I thought of my poor Rain, who loved Walter too, rather plain-looking compared with the Collins girls, carrying rather more of my genes than were useful when caught up in a contest for a man. She was not cut out to battle against Siobhan let alone Selena and her angels. I must be careful not to place her in the middle of this trio. In the days that followed I would sometimes find myself beginning to hate Walter, just for a moment; it didn’t last, and perhaps I was merely envious. He was still only twenty-nine years old, and had been slow to fall in love, if indeed he had ever fallen in love with Siobhan; I began to doubt it. I also doubted that Siobhan loved Walter properly, unconditionally; there was too much at stake for her, I think. Walter was not just a husband, he was a man, a man among and above the other men Siobhan had known, especially her father. Siobhan wanted a gentle man, a poet, a clever man, who never raised his arm, or even his voice.
When she had gone—some of us had the sense that Siobhan had thrown down her cards, despairing of the hand she had been dealt—her sister saw her chance.
Selena didn’t face Walter, she didn’t meet his troubled gaze; she didn’t try to engage him. She stood beside him at the bar and her hip brushed against him.
He looked down at her and wiped the sweat from his lips. She whispered in his ear, grabbed his arm, and pulled him behind her toward the doors that led to the restrooms.
As we sit watching the sun go down over the mountains beyond Cannes, Bingo barks at a cyclist passing on the road above the terrace. Selena has drunk one too many glasses of rosé. Suddenly she laughs.
“Poor Walter, I really did make a lunge for him.” She went on to tell me what had happened that night.
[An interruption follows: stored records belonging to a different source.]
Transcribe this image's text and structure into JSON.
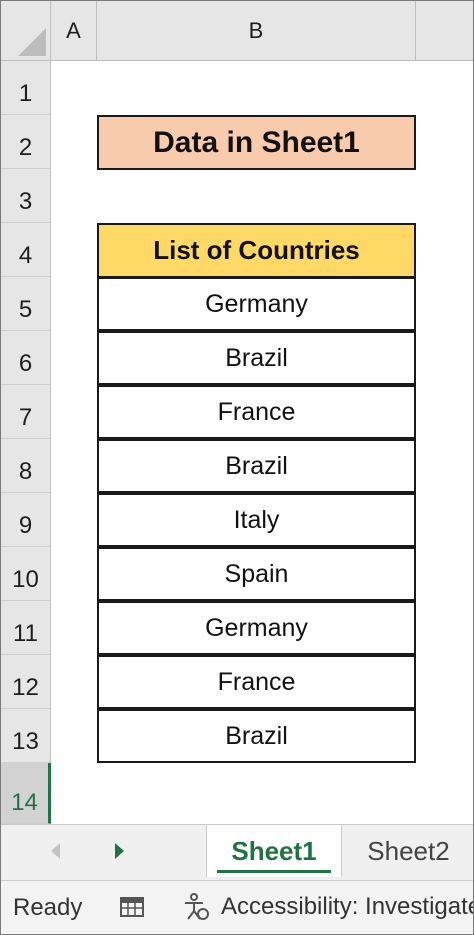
{
  "columns": [
    "A",
    "B"
  ],
  "rows": [
    "1",
    "2",
    "3",
    "4",
    "5",
    "6",
    "7",
    "8",
    "9",
    "10",
    "11",
    "12",
    "13",
    "14"
  ],
  "title_cell": "Data in Sheet1",
  "table": {
    "header": "List of Countries",
    "items": [
      "Germany",
      "Brazil",
      "France",
      "Brazil",
      "Italy",
      "Spain",
      "Germany",
      "France",
      "Brazil"
    ]
  },
  "tabs": {
    "active": "Sheet1",
    "inactive": "Sheet2"
  },
  "status": {
    "ready": "Ready",
    "accessibility": "Accessibility: Investigate"
  },
  "colors": {
    "title_fill": "#f8cbad",
    "header_fill": "#ffd966",
    "accent": "#217346"
  }
}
“I told him I had some great cocaine.”
He followed.
So what she had whispered was not that she loved him, or that she wanted to possess him or delight him, raise him up through the sky filled with angels or fuck him; she knew that anything she said that might reveal her exultant feelings and triumph at that moment would not make him follow her. This was Dingwalls after all. She offered cocaine.
I must try to paint a picture of a scene I did not witness, but I can piece it together from what Selena has told me, and from the gossip that later reverberated around the club. The restrooms in Dingwalls were scruffy but old-fashioned, blue and green fired tiles and cracked and streaked mirrors. Walter leaned against a sink, pulled out a harmonica, and started to play a suggestive rhythm. Selena chopped out some coke, snorted a line, and began to dance seductively. A few other girls came in and didn’t seem surprised to find Walter watching his sister-in-law gyrating.
The girls related the story later. They felt that if they hadn’t been there Walter might have responded sexually. But he did not move, and that made Selena angry.
As he played to her, the girls said, and they agreed he had played wonderfully, she had danced. She had even offered him a blow job. She had fallen to the floor, exhausted, humiliated, and frustrated. The girls and Walter all went to her and tried to help her up.
She pushed them all away, her cocaine high turning bad.